Understanding your legal structure
The management committee/board must ensure that the organisation understands and complies with its own governing document, relevant laws, contractual obligations and the requirements of any regulatory bodies.
(Supporting principle to Principle 2 of The Code of Good Governance)
Most groups and organisations in the community and voluntary sector describe themselves as community groups, voluntary organisations, or charities. Whilst these are helpful everyday references, these categories do not explain the actual legal structure of an organisation.

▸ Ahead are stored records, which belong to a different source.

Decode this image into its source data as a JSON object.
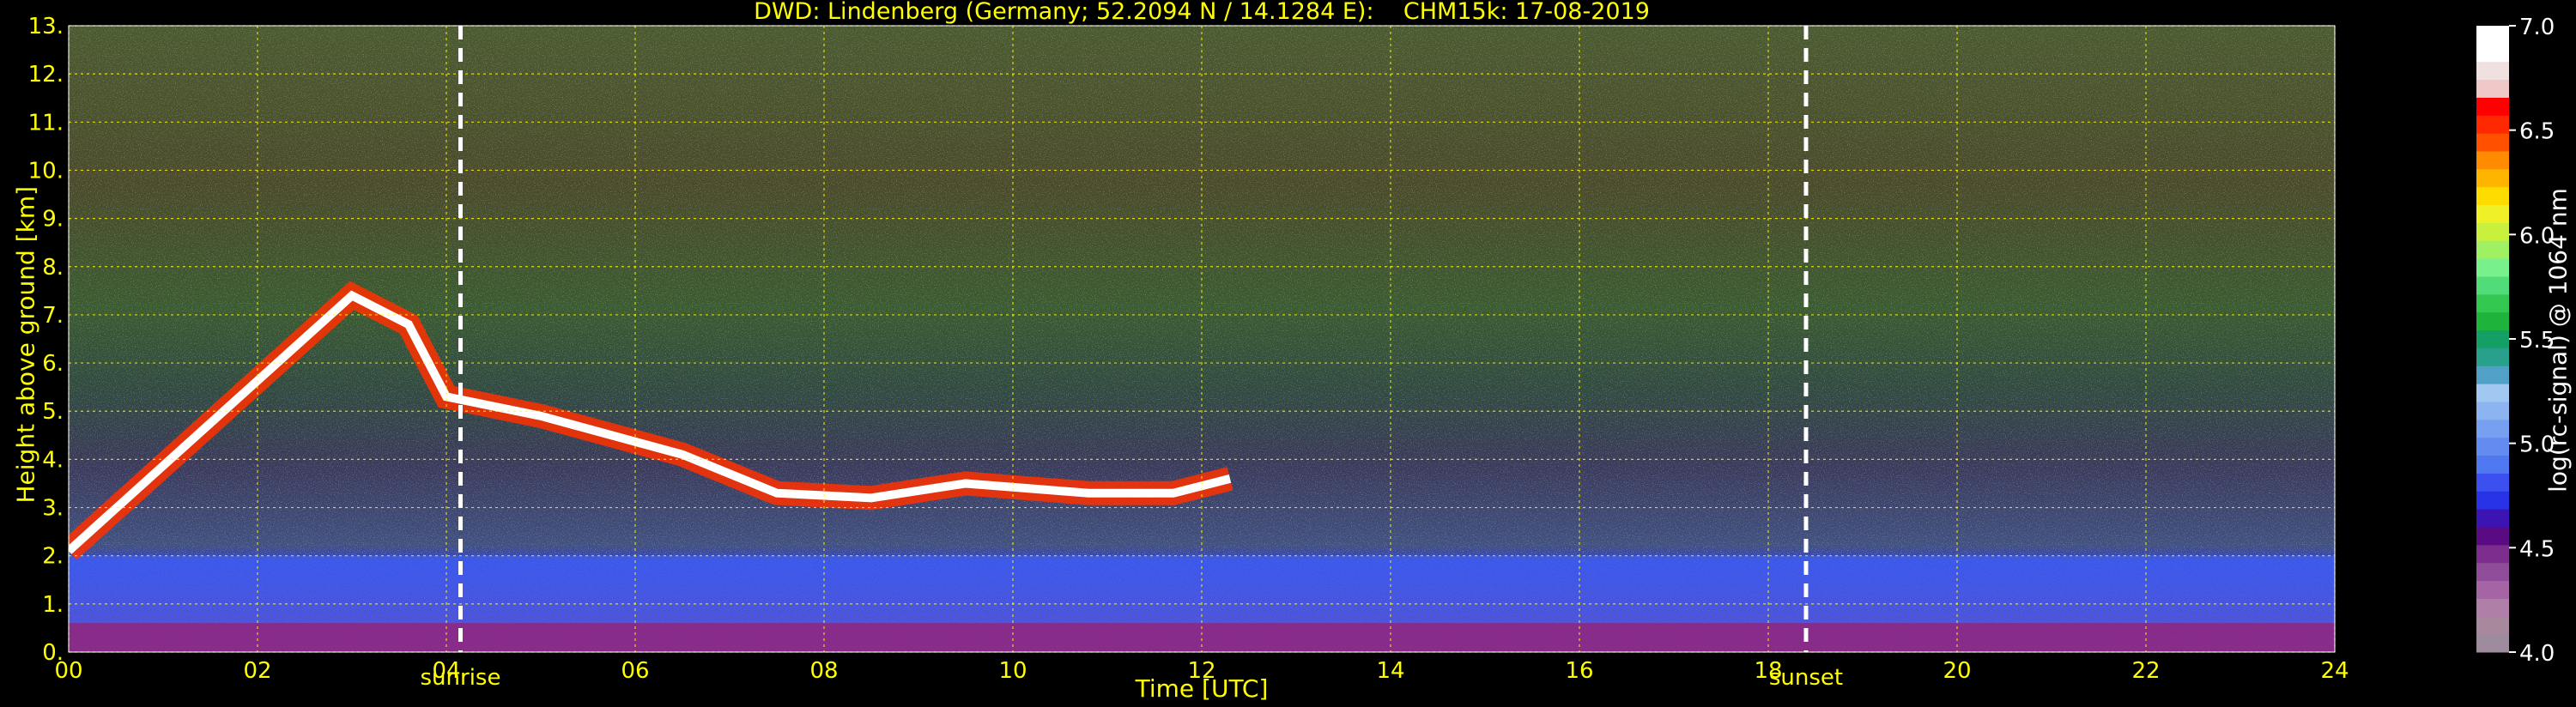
{
  "chart_data": {
    "type": "heatmap",
    "title": "DWD: Lindenberg (Germany; 52.2094 N / 14.1284 E):    CHM15k: 17-08-2019",
    "xlabel": "Time [UTC]",
    "ylabel": "Height above ground [km]",
    "x_ticks": [
      "00",
      "02",
      "04",
      "06",
      "08",
      "10",
      "12",
      "14",
      "16",
      "18",
      "20",
      "22",
      "24"
    ],
    "y_ticks": [
      "0.",
      "1.",
      "2.",
      "3.",
      "4.",
      "5.",
      "6.",
      "7.",
      "8.",
      "9.",
      "10.",
      "11.",
      "12.",
      "13."
    ],
    "xlim": [
      0,
      24
    ],
    "ylim": [
      0,
      13
    ],
    "grid": true,
    "events": [
      {
        "label": "sunrise",
        "time": 4.15
      },
      {
        "label": "sunset",
        "time": 18.4
      }
    ],
    "colorbar": {
      "label": "log(rc-signal) @ 1064 nm",
      "range": [
        4.0,
        7.0
      ],
      "ticks": [
        "4.0",
        "4.5",
        "5.0",
        "5.5",
        "6.0",
        "6.5",
        "7.0"
      ],
      "colors": [
        "#9e8c9e",
        "#a8889c",
        "#b07fa9",
        "#a565a4",
        "#8f4d99",
        "#7c2d8e",
        "#5a0a82",
        "#3c14b4",
        "#2832e6",
        "#3c50f0",
        "#5078f0",
        "#648cf0",
        "#78a0f0",
        "#8cb4f0",
        "#a0c8f0",
        "#50a0c8",
        "#28a08c",
        "#14a064",
        "#1eb43c",
        "#32c850",
        "#50dc78",
        "#78f08c",
        "#a0f064",
        "#c8f03c",
        "#f0f028",
        "#ffdc00",
        "#ffb400",
        "#ff8c00",
        "#ff5000",
        "#ff2800",
        "#ff0000",
        "#f0c8c8",
        "#f0e0e0",
        "#ffffff",
        "#ffffff"
      ]
    },
    "features": {
      "aerosol_layer": {
        "height_top_km": 2.0,
        "description_color": "#4060f0"
      },
      "surface_layer": {
        "height_top_km": 0.6
      },
      "cloud_tops_km": [
        {
          "t": 0.0,
          "h": 2.1
        },
        {
          "t": 3.0,
          "h": 7.4
        },
        {
          "t": 3.6,
          "h": 6.8
        },
        {
          "t": 4.0,
          "h": 5.3
        },
        {
          "t": 5.0,
          "h": 4.9
        },
        {
          "t": 6.5,
          "h": 4.1
        },
        {
          "t": 7.5,
          "h": 3.3
        },
        {
          "t": 8.5,
          "h": 3.2
        },
        {
          "t": 9.5,
          "h": 3.5
        },
        {
          "t": 10.8,
          "h": 3.3
        },
        {
          "t": 11.7,
          "h": 3.3
        },
        {
          "t": 12.3,
          "h": 3.6
        }
      ]
    }
  }
}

What are legal structures?
All organisations have a legal form i.e. how they are defined and established in law. This legal structure is based on how your group or organisation has been formally set up or constituted, and impacts on:
- how your organisation operates;
- what a Management Committee is allowed to do;
- the role and responsibilities of a Management Committee;
- the rules for the organisation (e.g. constitution or governing document); and
- the personal liability of Management Committee members.
In order for a Management Committee to function effectively, it must be familiar with all of these areas. See checklist for Management Committee members for a self assessment tool to check your level of knowledge about your organisations legal structure.
Forming a new group?
If your group or organisation is just starting out you may want some guidance on how to set up and options available that are appropriate to your particular circumstances.

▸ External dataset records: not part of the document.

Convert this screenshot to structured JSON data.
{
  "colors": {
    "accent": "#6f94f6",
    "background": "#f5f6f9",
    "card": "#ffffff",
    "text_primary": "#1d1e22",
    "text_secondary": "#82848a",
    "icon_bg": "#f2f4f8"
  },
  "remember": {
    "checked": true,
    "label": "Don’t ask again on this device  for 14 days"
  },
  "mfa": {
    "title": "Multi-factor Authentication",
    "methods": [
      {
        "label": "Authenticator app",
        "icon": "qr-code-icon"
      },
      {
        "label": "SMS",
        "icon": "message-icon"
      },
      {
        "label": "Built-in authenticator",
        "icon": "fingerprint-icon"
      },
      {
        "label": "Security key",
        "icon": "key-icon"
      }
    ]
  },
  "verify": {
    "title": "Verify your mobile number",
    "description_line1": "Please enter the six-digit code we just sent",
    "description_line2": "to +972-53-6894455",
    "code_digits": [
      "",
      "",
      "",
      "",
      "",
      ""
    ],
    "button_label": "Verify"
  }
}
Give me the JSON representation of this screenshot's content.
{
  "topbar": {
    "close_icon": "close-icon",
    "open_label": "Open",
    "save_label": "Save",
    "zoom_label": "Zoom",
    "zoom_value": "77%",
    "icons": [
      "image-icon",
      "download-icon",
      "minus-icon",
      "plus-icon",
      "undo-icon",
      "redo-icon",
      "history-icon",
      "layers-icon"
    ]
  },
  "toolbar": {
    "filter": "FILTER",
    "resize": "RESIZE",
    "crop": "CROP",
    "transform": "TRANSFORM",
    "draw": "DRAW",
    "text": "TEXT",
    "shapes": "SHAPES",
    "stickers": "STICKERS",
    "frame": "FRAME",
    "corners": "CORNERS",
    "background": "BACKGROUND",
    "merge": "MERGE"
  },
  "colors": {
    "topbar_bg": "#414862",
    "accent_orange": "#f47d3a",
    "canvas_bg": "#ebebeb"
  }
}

The most common types of organisations formed within the community and voluntary sector include:
- Association (e.g. community association);
- Trust (e.g grant-making organisation);
- Company limited by guarantee (e.g. charitable company); and
- Industrial and provident society (e.g. community business).

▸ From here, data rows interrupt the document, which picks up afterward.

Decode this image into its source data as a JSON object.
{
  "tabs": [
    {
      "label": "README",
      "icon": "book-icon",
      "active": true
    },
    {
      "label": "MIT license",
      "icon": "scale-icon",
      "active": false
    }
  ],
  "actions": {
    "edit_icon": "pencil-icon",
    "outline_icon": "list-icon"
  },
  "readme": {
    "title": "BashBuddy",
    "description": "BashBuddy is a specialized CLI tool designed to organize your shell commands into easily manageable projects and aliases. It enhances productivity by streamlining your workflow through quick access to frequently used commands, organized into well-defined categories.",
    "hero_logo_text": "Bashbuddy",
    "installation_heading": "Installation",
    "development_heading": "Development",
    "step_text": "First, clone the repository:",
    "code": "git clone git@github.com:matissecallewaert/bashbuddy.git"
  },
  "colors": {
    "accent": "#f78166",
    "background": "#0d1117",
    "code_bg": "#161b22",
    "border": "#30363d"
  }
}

These groups each fit within an overarching legal structure that divides organisations into two categories:
- those that are unincorporated (i.e. association; trust); and
- those that are incorporated (i.e. company limited by guarantee; industrial and provident society).
This distinction is significant particularly because it determines the personal liabilities taken on by individual Management Committee members. (These terms are covered in more detail in the section Legal Terms Explained.)
Organisations whether incorporated or unincorporated, may also be charities. Whilst being charitable is different from your legal structure, it restricts some activities under law, but brings a range of benefits such as tax exemptions.